Ovviamente la notizia ha scatenato in Francia un’orgia di vacua indignazione, sorpresa ad orologeria e ondate di retorica repubblicana (anche se è vero che sconfiggere Marine Le Pen sul campo della retorica repubblican/nazionalista è cosa dura); tuttavia la parte più furba del centro-destra francese si sta accorgendo che la conventio ad excludendum che fino ad oggi è riuscita sterilizzare il FN nelle paludi di leggi elettorali ad hoc, in realtà rafforza il partito delle Le Pen, che ha digerito senza particolari problemi l’uscita di scena del fondatore, Jean Marie, confermandosi ancora una volta un grande “partito contenitore” al cui interno convivono le posizioni tradizionali della droite catholique francese d’antica radice vandeana e controrivoluzionaria con la militanza pro-omosessuale di Florian Philippot, il cd. “numero due” del Partito (definizione errata, che non tiene conto del massiccio successo elettorale di Marion Le Pen-Maréchal: diciamo che ora Philippot è il “numero tre”).

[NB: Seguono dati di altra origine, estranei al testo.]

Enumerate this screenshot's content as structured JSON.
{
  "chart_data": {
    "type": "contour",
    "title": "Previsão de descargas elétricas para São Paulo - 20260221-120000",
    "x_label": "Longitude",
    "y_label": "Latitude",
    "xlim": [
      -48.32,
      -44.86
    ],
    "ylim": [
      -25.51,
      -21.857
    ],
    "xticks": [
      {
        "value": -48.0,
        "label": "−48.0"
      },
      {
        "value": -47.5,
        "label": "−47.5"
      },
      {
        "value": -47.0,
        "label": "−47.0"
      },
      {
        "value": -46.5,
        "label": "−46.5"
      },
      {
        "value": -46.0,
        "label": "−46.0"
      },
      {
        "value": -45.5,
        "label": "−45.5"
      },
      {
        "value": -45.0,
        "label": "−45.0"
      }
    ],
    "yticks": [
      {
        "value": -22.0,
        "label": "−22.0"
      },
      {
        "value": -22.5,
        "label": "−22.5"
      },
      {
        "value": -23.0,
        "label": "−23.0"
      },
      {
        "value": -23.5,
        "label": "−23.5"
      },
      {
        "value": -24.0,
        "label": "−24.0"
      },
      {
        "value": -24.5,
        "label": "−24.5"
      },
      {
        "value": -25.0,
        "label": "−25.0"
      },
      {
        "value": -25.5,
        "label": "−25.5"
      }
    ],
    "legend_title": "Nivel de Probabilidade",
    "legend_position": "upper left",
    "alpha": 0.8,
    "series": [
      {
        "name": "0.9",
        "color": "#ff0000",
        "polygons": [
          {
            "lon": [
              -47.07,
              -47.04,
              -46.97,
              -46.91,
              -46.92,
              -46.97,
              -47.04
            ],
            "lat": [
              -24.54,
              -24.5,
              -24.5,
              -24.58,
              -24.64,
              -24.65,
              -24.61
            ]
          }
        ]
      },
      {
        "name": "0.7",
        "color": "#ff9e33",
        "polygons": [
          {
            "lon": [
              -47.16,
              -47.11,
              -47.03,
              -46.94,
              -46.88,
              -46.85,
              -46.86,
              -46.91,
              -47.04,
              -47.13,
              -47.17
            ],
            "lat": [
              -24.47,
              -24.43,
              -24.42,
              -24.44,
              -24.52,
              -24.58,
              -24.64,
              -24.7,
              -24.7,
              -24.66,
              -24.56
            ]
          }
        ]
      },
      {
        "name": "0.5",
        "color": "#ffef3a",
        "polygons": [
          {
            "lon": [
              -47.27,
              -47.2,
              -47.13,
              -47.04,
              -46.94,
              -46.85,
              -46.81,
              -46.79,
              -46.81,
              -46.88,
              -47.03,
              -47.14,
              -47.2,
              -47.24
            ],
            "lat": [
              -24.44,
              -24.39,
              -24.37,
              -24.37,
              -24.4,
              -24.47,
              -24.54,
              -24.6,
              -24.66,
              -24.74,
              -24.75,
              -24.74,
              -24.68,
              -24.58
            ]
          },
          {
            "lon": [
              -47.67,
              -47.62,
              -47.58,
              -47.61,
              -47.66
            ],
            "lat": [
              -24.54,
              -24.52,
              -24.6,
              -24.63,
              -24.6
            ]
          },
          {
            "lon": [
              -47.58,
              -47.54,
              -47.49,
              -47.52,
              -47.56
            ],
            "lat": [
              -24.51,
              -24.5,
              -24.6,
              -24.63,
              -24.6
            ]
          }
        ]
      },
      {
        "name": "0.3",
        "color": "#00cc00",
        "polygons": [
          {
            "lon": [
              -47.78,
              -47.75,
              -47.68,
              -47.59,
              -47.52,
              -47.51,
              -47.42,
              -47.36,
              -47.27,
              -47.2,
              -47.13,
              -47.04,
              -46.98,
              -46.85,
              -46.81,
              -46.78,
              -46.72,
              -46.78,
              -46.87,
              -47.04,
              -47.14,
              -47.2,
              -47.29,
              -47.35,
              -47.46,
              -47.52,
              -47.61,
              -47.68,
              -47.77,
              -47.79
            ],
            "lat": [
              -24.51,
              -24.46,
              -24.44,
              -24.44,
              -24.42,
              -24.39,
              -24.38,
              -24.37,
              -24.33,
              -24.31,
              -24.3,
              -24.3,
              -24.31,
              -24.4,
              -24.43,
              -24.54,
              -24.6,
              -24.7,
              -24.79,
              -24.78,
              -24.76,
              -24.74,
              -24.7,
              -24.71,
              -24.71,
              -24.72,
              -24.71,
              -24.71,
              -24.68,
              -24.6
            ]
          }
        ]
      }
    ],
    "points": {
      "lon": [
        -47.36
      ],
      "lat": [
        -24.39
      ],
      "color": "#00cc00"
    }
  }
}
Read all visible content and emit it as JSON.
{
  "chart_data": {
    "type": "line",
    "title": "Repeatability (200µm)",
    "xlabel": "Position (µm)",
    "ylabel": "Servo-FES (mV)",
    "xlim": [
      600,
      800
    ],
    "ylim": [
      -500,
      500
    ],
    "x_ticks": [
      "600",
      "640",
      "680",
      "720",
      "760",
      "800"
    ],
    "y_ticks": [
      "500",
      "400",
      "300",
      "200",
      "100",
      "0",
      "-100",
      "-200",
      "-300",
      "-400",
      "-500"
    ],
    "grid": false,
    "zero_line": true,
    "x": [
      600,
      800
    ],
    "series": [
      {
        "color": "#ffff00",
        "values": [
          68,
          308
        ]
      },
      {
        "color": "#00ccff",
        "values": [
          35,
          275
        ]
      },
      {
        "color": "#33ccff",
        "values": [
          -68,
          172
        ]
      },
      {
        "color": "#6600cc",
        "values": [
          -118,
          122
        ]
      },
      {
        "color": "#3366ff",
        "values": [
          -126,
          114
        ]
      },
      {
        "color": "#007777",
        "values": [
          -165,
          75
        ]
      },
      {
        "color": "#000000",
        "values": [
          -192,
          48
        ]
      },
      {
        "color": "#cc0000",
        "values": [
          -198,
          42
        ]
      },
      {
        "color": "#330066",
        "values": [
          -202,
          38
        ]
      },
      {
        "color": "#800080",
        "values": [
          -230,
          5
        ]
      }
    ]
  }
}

Il collante? L’antibruxellismo, ovvero l’esasperazione per le politiche economiche e sociali imposte da un’Unione Europea che non è più nemmeno a trazione tedesca, rischiando di diventare a trazione turca e permanendo sempre occupata militarmente da un ceto burocratico-politico che allontanerebbe schifato – diciamocelo – dal progetto di integrazione europea anche Schuman.
I cittadini sono “esasperati” è stato infatti il commento al caldo dell’ex presidente Nicolas Sarkozy che nel contempo (ed è qui la vera novità politica) nega che ci sarà qualsiasi forma di desistenza per il secondo turno: crolla quindi il muro “antifascista” che negli anni scorsi aveva rinnovato decine di alleanze tra UMP e socialisti in chiave anti Le Pen, e il “rischio” di un FN al governo di svariate regioni di Francia si avvicina “pericolosamente”.
Dopo l’Ungheria e la Polonia, l’annuncio ufficiale dell’exit strategy inglese dall’UE per il 2017, il cambio di governo in Croazia e la trionfale elezione del Presidente Johannis in Romania, dopo il gioco dei muri anti-immigrati nei Balcani che ha divertito il mondo (non è mancato un singolo paese che in quell’area non abbia cercato di spremere le finanze dell’UE per tener aperte le proprie frontiere alle migrazioni innaturali lungo la pista balcanica, per poi ricorrere a reticolati, muri, poliziotti e gas lacrimogeni non appena è apparso chiaro che non c’era trippa per gatti, e infatti solo la Turchia continua a guadagnare milioni di Euro sul racket dell’emigrazione di massa forzata), la rivolta contro l’ottusità burocratica di Bruxelles e la sua prona venerazione di ogni potere forte mondialista è oramai maggioritaria. Parole d’ordine finora quasi solamente in negativo, ma sufficienti a cambiare gli equilibri politici in più di mezza Europa.
E Bruxelles? Esprime la propria rituale e felpata “preoccupazione”. Continui così. L’ottusità marziana della burocrazia di un’Europa tecnocratica ed astratta si conferma il peggior nemico dell’Europa, ed il miglior alleato degli euroscettici. Et pour cause.